Jamie: I'm happy to say we don't feel terribly constrained one way or the other about busting myths or not. We're more interested in the process of dealing with them. And so we're kind of open to whatever happens as we explore.

Adam: In the spirit of science, there really is no such thing as a failed experiment. Any test that yields valid data is a valid test. That concept yields one of our favourite phrases on Mythbusters, which is: ‘Failure is always an option’.

What was the most costly damage you've caused and how?

Adam: That would be the airplane. Jamie: I'd say the airplane too. We blew up a full-sized airliner. Although it was scrap, it was still a pretty expensive thing.

What type of myths do you like to bust the most?
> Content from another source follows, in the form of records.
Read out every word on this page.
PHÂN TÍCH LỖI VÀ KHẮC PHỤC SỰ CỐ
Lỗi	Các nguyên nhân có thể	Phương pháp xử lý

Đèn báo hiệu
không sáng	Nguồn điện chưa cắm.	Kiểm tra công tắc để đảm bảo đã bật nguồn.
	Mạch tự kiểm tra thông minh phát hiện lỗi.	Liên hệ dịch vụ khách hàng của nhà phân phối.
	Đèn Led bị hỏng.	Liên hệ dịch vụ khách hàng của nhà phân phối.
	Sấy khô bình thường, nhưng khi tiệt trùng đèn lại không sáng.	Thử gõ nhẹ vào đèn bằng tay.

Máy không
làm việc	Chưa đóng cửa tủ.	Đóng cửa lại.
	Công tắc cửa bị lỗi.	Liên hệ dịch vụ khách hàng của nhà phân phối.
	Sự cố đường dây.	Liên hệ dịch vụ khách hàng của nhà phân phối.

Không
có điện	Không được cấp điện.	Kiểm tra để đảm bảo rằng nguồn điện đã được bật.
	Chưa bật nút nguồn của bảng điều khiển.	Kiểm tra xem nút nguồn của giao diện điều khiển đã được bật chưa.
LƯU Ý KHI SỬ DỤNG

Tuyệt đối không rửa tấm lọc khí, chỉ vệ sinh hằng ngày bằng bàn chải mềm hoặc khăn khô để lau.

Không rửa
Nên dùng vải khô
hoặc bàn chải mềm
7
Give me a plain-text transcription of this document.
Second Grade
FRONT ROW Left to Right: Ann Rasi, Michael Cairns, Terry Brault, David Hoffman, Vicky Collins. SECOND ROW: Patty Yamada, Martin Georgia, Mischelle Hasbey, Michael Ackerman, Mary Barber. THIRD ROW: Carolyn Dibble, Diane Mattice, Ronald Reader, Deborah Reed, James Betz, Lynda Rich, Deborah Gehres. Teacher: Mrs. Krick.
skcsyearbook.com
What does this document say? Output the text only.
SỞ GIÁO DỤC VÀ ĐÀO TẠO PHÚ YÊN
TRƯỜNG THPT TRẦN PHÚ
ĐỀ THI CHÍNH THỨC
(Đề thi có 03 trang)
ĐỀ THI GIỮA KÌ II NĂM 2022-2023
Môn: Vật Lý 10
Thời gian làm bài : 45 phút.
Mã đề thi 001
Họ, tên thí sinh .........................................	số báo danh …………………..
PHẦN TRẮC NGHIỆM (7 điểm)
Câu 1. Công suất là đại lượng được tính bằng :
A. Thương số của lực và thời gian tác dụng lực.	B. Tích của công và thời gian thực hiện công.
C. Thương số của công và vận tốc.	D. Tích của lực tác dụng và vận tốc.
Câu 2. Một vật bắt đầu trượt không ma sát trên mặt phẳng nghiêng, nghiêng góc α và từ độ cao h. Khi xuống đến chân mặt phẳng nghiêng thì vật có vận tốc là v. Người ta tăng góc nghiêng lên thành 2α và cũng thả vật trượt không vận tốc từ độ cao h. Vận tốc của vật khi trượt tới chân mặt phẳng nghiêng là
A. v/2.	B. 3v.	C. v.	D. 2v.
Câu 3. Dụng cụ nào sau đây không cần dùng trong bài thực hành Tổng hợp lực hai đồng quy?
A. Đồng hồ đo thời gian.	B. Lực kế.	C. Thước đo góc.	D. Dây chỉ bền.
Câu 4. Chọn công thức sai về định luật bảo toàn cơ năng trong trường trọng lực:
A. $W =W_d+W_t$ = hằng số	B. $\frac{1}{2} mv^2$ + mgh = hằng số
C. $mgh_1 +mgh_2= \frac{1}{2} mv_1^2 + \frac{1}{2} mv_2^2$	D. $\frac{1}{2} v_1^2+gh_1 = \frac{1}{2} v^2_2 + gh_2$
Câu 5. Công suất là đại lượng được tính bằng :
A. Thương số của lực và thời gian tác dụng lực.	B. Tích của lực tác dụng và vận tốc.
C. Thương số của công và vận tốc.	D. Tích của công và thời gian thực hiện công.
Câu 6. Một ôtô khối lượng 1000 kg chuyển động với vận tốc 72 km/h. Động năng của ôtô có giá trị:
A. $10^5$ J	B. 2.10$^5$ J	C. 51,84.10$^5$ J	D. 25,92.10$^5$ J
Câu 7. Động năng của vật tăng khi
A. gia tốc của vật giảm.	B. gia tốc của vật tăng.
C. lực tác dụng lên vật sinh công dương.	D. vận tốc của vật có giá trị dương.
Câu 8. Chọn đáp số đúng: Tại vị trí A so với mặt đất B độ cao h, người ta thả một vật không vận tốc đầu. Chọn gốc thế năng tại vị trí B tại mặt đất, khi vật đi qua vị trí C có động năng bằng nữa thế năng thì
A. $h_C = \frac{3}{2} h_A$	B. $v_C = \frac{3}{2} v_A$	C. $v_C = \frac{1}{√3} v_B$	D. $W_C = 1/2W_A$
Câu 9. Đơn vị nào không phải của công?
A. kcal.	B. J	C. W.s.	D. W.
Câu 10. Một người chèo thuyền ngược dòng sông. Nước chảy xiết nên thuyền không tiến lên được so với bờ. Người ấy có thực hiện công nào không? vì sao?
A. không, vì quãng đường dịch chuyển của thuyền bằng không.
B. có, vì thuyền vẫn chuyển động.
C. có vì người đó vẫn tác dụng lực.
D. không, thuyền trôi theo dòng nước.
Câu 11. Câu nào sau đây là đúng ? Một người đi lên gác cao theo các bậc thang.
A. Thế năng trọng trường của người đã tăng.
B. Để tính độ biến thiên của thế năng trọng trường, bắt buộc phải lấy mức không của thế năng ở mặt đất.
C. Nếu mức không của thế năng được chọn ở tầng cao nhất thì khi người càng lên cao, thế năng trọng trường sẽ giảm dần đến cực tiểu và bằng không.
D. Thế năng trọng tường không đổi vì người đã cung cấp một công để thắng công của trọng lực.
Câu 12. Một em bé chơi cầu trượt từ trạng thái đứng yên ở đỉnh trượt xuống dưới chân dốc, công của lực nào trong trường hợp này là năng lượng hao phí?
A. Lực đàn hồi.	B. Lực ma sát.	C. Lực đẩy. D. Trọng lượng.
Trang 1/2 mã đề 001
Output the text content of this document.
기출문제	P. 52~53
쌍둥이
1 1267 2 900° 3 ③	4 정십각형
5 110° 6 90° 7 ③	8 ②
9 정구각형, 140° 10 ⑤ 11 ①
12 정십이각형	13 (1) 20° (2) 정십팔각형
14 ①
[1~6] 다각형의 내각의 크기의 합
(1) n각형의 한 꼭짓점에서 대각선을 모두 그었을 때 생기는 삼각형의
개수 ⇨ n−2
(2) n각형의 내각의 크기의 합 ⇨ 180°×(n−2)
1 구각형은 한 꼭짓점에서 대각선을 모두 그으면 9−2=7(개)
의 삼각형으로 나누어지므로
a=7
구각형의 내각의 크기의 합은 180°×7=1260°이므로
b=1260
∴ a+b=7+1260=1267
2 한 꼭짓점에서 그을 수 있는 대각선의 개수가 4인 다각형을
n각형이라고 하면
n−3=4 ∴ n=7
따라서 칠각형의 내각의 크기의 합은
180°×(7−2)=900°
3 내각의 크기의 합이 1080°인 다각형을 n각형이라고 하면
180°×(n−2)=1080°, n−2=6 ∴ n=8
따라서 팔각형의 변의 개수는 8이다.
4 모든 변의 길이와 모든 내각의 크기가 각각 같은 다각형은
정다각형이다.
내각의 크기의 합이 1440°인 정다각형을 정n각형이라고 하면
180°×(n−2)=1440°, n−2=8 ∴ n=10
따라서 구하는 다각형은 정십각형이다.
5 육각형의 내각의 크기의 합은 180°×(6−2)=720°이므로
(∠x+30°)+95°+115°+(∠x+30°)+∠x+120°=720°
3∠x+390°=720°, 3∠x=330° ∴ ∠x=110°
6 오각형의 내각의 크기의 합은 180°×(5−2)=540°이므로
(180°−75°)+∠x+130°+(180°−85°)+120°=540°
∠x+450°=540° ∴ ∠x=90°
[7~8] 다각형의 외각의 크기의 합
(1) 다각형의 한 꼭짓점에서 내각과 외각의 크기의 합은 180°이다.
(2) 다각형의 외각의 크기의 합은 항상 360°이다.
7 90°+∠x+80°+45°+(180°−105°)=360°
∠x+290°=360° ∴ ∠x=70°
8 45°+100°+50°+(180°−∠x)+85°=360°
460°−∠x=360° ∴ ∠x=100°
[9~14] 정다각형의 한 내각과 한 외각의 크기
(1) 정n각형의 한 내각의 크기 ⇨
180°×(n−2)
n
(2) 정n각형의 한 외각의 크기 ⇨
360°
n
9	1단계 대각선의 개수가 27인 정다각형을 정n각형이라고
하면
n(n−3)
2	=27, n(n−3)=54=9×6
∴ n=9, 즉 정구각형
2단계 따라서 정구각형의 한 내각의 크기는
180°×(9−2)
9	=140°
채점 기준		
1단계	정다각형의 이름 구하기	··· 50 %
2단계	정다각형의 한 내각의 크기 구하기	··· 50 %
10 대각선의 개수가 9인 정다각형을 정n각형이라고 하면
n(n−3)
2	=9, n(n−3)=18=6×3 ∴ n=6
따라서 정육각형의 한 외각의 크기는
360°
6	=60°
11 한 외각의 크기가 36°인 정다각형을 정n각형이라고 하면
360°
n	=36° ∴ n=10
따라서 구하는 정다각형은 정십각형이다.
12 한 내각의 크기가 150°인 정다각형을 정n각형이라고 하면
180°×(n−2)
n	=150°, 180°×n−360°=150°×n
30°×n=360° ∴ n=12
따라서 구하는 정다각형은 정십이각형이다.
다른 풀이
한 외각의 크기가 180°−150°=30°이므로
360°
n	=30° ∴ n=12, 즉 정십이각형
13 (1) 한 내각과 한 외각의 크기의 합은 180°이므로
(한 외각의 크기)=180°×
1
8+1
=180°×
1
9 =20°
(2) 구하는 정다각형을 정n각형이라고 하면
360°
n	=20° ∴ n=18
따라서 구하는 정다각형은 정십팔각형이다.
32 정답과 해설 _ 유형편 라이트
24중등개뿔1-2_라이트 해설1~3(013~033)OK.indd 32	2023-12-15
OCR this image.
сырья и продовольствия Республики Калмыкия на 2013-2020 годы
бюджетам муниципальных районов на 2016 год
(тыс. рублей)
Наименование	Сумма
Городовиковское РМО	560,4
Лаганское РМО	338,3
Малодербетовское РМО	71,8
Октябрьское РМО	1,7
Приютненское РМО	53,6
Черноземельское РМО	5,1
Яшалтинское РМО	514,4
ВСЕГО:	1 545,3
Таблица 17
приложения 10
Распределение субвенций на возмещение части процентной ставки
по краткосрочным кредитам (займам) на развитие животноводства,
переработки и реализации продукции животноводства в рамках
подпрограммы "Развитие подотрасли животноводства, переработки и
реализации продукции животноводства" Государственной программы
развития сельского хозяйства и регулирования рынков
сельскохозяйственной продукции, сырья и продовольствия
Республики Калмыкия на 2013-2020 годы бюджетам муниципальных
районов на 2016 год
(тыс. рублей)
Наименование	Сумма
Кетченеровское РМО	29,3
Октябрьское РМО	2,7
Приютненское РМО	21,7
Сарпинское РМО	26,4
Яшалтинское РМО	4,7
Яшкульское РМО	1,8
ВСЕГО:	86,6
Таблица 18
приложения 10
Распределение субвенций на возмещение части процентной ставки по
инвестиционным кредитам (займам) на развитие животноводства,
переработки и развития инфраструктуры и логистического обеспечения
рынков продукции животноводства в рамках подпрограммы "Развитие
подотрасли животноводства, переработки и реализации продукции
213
Jamie: The show is known for large explosions and big mechanical things, but we’re fascinated by the whole range of things that we approach, whether we’re dealing with something to do with dogs or with training goldfish to do tricks. And we, of course, have to do regular explosions and big things - fun myths to keep the show lively. For us, the most interesting thing is just the incredible variety. We also like to think that it’s what keeps the audience interested in the show because we’re not doing the same thing over and over again.

If resources were not an issue, what is the ultimate myth you'd like to tackle?

Adam: Personally, I only consider the ‘Rocket Car’ myth half done. We put the correct amount of thrust on a Chevy Impala and got it to 140 mph. But I want to see what it would take to get a Chevy Impala up to 350 mph. We'd also love to solve myths about space travel. We'd love to go to the moon to prove you can actually get there.

There’s a myth that you can build a nuclear device out of household items. Is that something you have considered testing? Adam: Absolutely. It has been on our list for a long time. There are various complexities of construction that has made it difficult. We’ve also had a problem figuring out how to write the episode, but it’s definitely been on our list and still is.

Jamie: We do have a bit of a constraint with some of these things. We don’t want to show people how to do these kinds of things. It’s just not something that we want to encourage. The show is about using your brain, problem solving, science, engineering and the crazy things that happen where man meets technology. When there’s something that is potentially harmful as a result of man meeting technology, we don’t want to encourage it.

How do you choose what myths to test?

Adam: The process of choosing myths is a long and involved one. Currently, about 30 per cent of the myths we get are from the show's fans, either from suggestions posted on the website or from emails. We always try to look for things to test that have some basis in the physical world so that we can test them. Consequently we refuse to do aliens, and we'll probably never tackle Bigfoot.

Do you find that there are experiments that you are interested in doing that wouldn’t work well in the show?

Adam: There are a lot of myths Jamie and I are interested in where the myth itself might not be fascinating from a visual perspective. We often try and find ways to couple those myths with other ones that will have spectacular endings. If you see an episode where one of the experiments doesn't involve an explosion but another one does, it's very likely that the one that doesn’t involve the explosion is the one that we were most interested in to begin with, but we bring in the explosive aspect or another myth that has a more spectacular ending so that we can do them all.

Have either of you been seriously hurt while busting myths?

Adam: I've had a couple of nasty gashes. And there was getting my lip caught in a vacuum cleaner. I'd like to add that even with that bruised and bloody lip, I asked my girlfriend to marry me that night. And she agreed.

Jamie: In general, we’re pretty good at figuring out ways of dealing with things remotely, even if we have to make a robot. We have quite an array of remote firing systems and blast shields. We work with the FBI quite a bit and they also have ways of dealing with things remotely to keep things safe. It’s rare that we run across something that we just can’t tackle because it’s too dangerous.